04 · The last-super-admin you cannot delete
A small one, but it is the kind of safety property that saves an event. There has to always be at least one active super-admin, or the organisers lock themselves out mid-competition. A friendly check in the application handles the message, but the real guarantee is a BEFORE UPDATE OR DELETE trigger that atomically counts the remaining active super-admins and raises if the operation would take the count to zero. That makes it race-proof against two admins demoting each other at once, and proof against someone running the UPDATE directly in SQL.
10k
concurrent users in the load target (p95 < 2s, < 1% errors)
19
SQL migrations; the domain lives in the database
40
questions drawn per attempt, quota-balanced by difficulty
1
attempt per person, enforced by a unique constraint
0
anon/authenticated RLS policies: default-deny
5 days
5 zones, one window per day, 8am to 10pm
Learnings
- Default-deny RLS plus an auto-enable event trigger means a forgotten policy fails closed. Combined with revoking EXECUTE on the definer functions from anon/authenticated, it closes the PostgREST direct-access vector. The usual model leaks on a missed WHERE; this one leaks on nothing unless you explicitly open it.
- Ranking under mass ties needs a deterministic tiebreaker even when humans will never see it. Thousands of timeout students share an identical completion time, and non-deterministic row_number() was duplicating and skipping rows across paginated export pages. A unique attempt_id appended to the sort fixed the export, not the leaderboard.
- For a once-a-day stampede, the cheapest request is the one you delete. Collapsing answer-save to a single upsert RPC, finalising abandoned attempts with a set-based cron job, failing rate limits open, and colocating compute with the database were each a few percent that added up to surviving the spike.
- Do timezone-sensitive gating in the database with absolute instants, never with JavaScript date math on a UTC server. A dev clock that advances in real time let me test the 10pm cutoff and the 60-minute limit weeks before the event, which is the only reason I trusted them on the day.
FAQ
- Why no auth accounts for participants?
- Because a school-issued education email already is the identity, and creating a full auth account per student would add a stateful, rate-limited dependency on the exact path that takes the stampede. A signed httpOnly cookie (a JWT issued at email entry) carries identity statelessly and cheaply, with the one-attempt-per-person rule enforced by a unique constraint in the database rather than by a session. Admins, who are few and need real account security, use full auth.

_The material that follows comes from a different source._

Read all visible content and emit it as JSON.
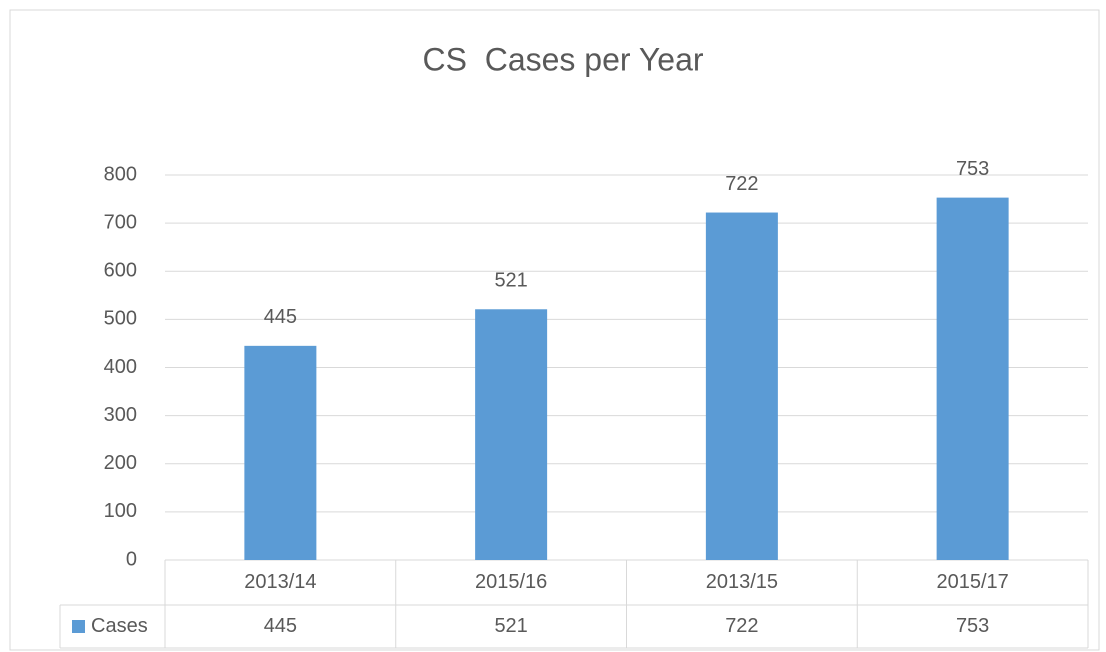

- Why put so much logic in Postgres instead of the application?
- Three reasons. Correctness: the deadline re-check, the one-attempt constraint, the quota-balanced question draw, and the ranking all have to be authoritative, and the database is the one place every path goes through. Load: a single SECURITY DEFINER RPC is one round-trip, which matters when a whole zone starts at once. Integrity: with row-level security default-deny and EXECUTE revoked from public roles, there is no way to reach the data except through the functions I wrote.
- How do you know it holds at 10,000 concurrent?

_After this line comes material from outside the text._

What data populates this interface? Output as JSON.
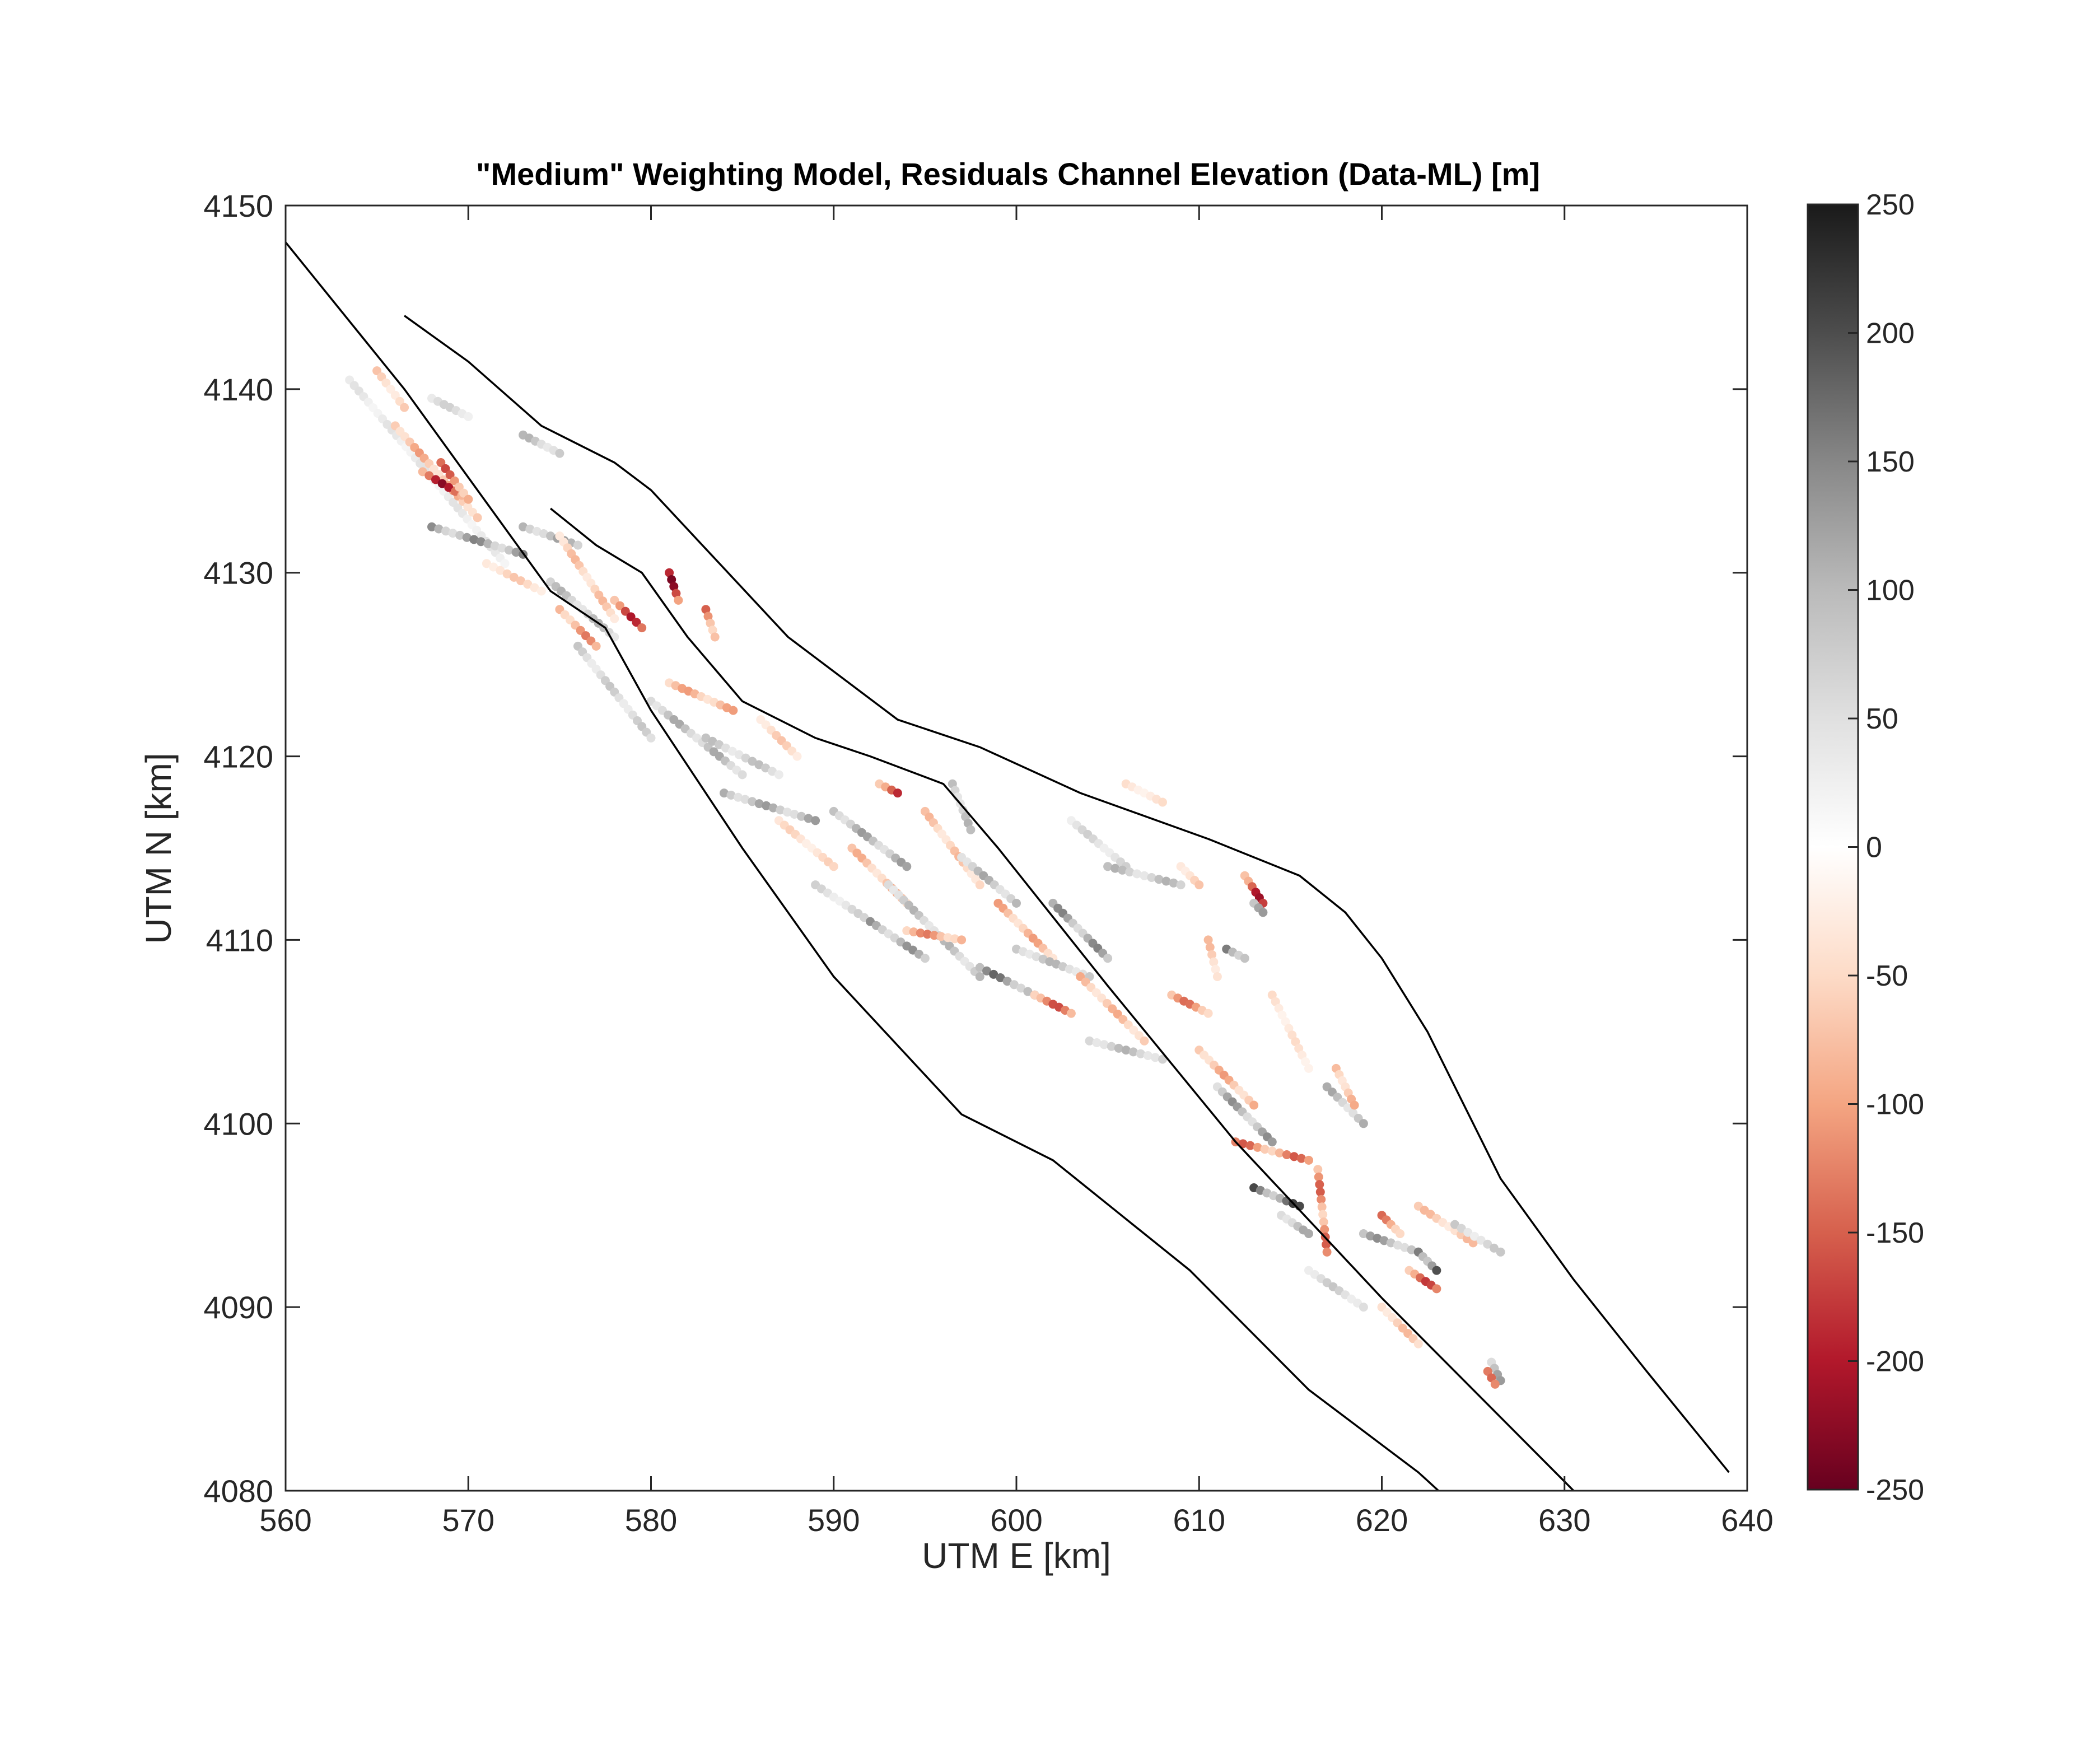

- It was load-tested there. A k6 harness, gated behind a secret endpoint that 404s unless explicitly enabled on non-production, drove smoke, ramp, and a full 60-minute acceptance run at the target concurrency against the service-level objectives (p95 under 2 seconds per action, error rate under 1%). The single-RPC answer path and region colocation came directly out of what those runs showed.